TA38Tribunal Administratif de Grenoble
TA38 · Tribunal Administratif de Grenoble — 10 juillet 2024
- ECLI
- ORTA_2405019_20240710
- Date
- 10 juillet 2024
Source : DILA / Judilibre · open data
Mes notes
privées · visibles par vous seulAnalyse IA non disponible
Générez un résumé intelligent de cette décision
Texte intégral
Vu la procédure suivante :
Par une requête enregistrée le 10 juillet 2024, Mme A B demande au juge des référés d'ordonner à la caisse d'allocations familiales (CAF) de l'Isère de retirer une annotation dans son dossier.
Vu :
- les autres pièces du dossier ;
Vu :
- le code de justice administrative.
Le président du Tribunal a désigné M. Vial-Pailler, vice-président, pour statuer sur les demandes de référé.
Considérant ce qui suit :
1. Aux termes de l'article L. 521-2 du code de justice administrative : " Saisi d'une demande en ce sens justifiée par l'urgence, le juge des référés peut ordonner toutes mesures nécessaires à la sauvegarde d'une liberté fondamentale à laquelle une personne morale de droit public ou un organisme de droit privé chargé de la gestion d'un service public aurait porté, dans l'exercice d'un de ses pouvoirs, une atteinte grave et manifestement illégale. Le juge des référés se prononce dans un délai de quarante-huit heures ". Aux termes de l'article L. 521-3 du même code : " En cas d'urgence et sur simple requête qui sera recevable même en l'absence de décision administrative préalable, le juge des référés peut ordonner toutes autres mesures utiles sans faire obstacle à l'exécution d'aucune décision ". En vertu de l'article L. 522-3 du même code, le juge des référés peut, par une ordonnance motivée, rejeter une requête sans instruction ni audience lorsque la condition d'urgence n'est pas remplie ou lorsqu'il apparaît manifeste, au vu de la demande, que celle-ci ne relève pas de la compétence de la juridiction administrative, qu'elle est irrecevable ou qu'elle est mal fondée.
2. Par ailleurs, aux termes de l'article R. 411-1 du même code : " La juridiction est saisie par requête.
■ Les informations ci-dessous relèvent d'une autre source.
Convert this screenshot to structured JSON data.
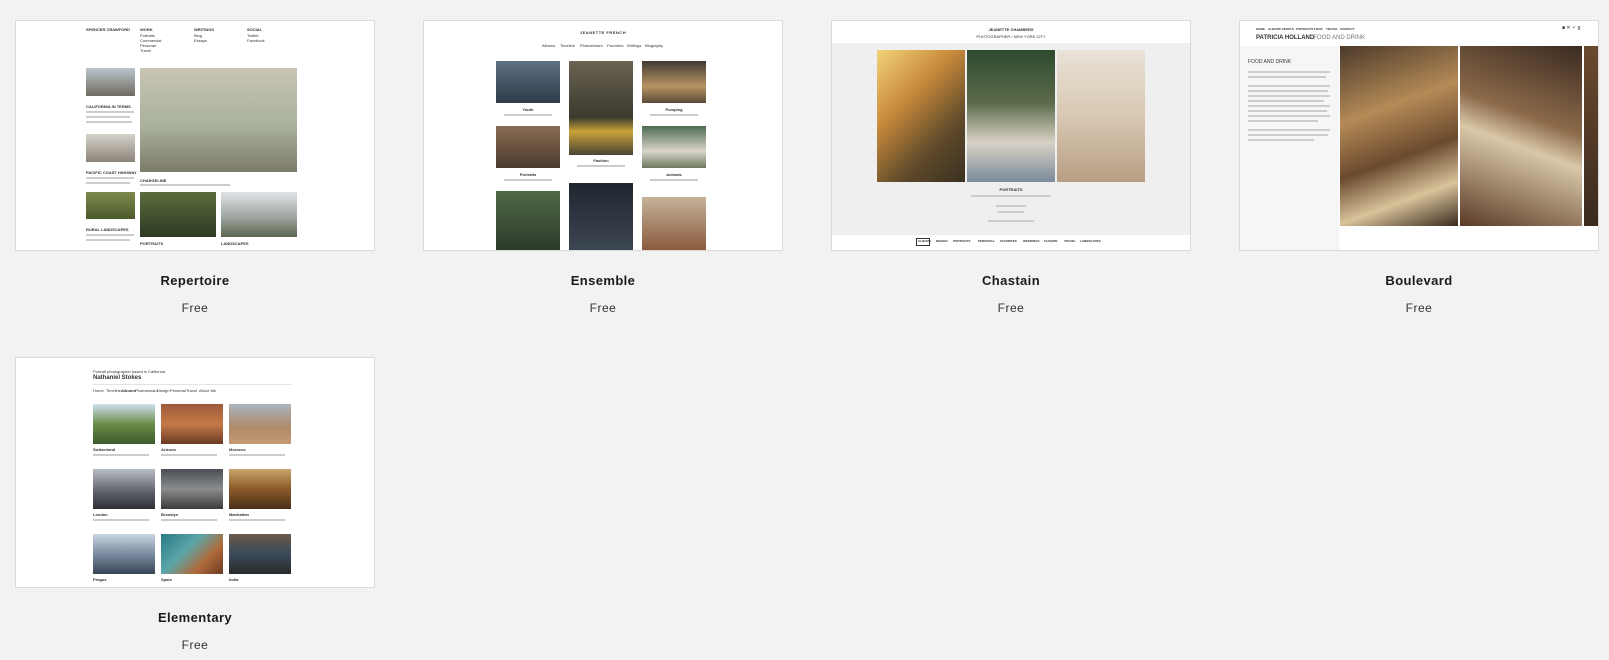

La requête indique les nom et domicile des parties. Elle contient l'exposé des faits et moyens, ainsi que l'énoncé des conclusions soumises au juge ". Aux termes de l'article L. 511-1 du même code : " Le juge des référés statue par des mesures qui présentent un caractère provisoire. Il n'est pas saisi du principal et se prononce dans les meilleurs délais. ".
3. Lorsqu'un requérant fonde son action sur la procédure instituée par l'article L. 521-2 du code de justice administrative, il lui appartient de justifier de circonstances caractérisant une situation d'urgence qui implique, sous réserve que les autres conditions posées par cette disposition soient remplies, qu'une mesure visant à sauvegarder une liberté fondamentale doive être prise à très bref délai.
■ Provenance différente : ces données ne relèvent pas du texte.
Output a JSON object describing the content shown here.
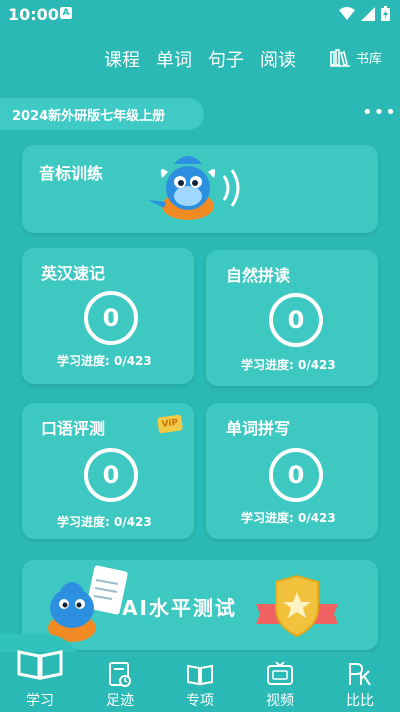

4. A supposer que cette requête puisse être regardée comme adressée sur le fondement de l'article L. 521-2 au juge des référés, elle ne contient aucun moyen de droit. Par ailleurs, la requête ne tend pas à la prise de mesures à caractère provisoire. En outre, il n'appartient pas au juge des référés administratifs de faire oeuvre d'administrateur. Enfin, Mme B ne démontre pas l'existence d'une situation d'urgence dans le cadre d'un référé liberté.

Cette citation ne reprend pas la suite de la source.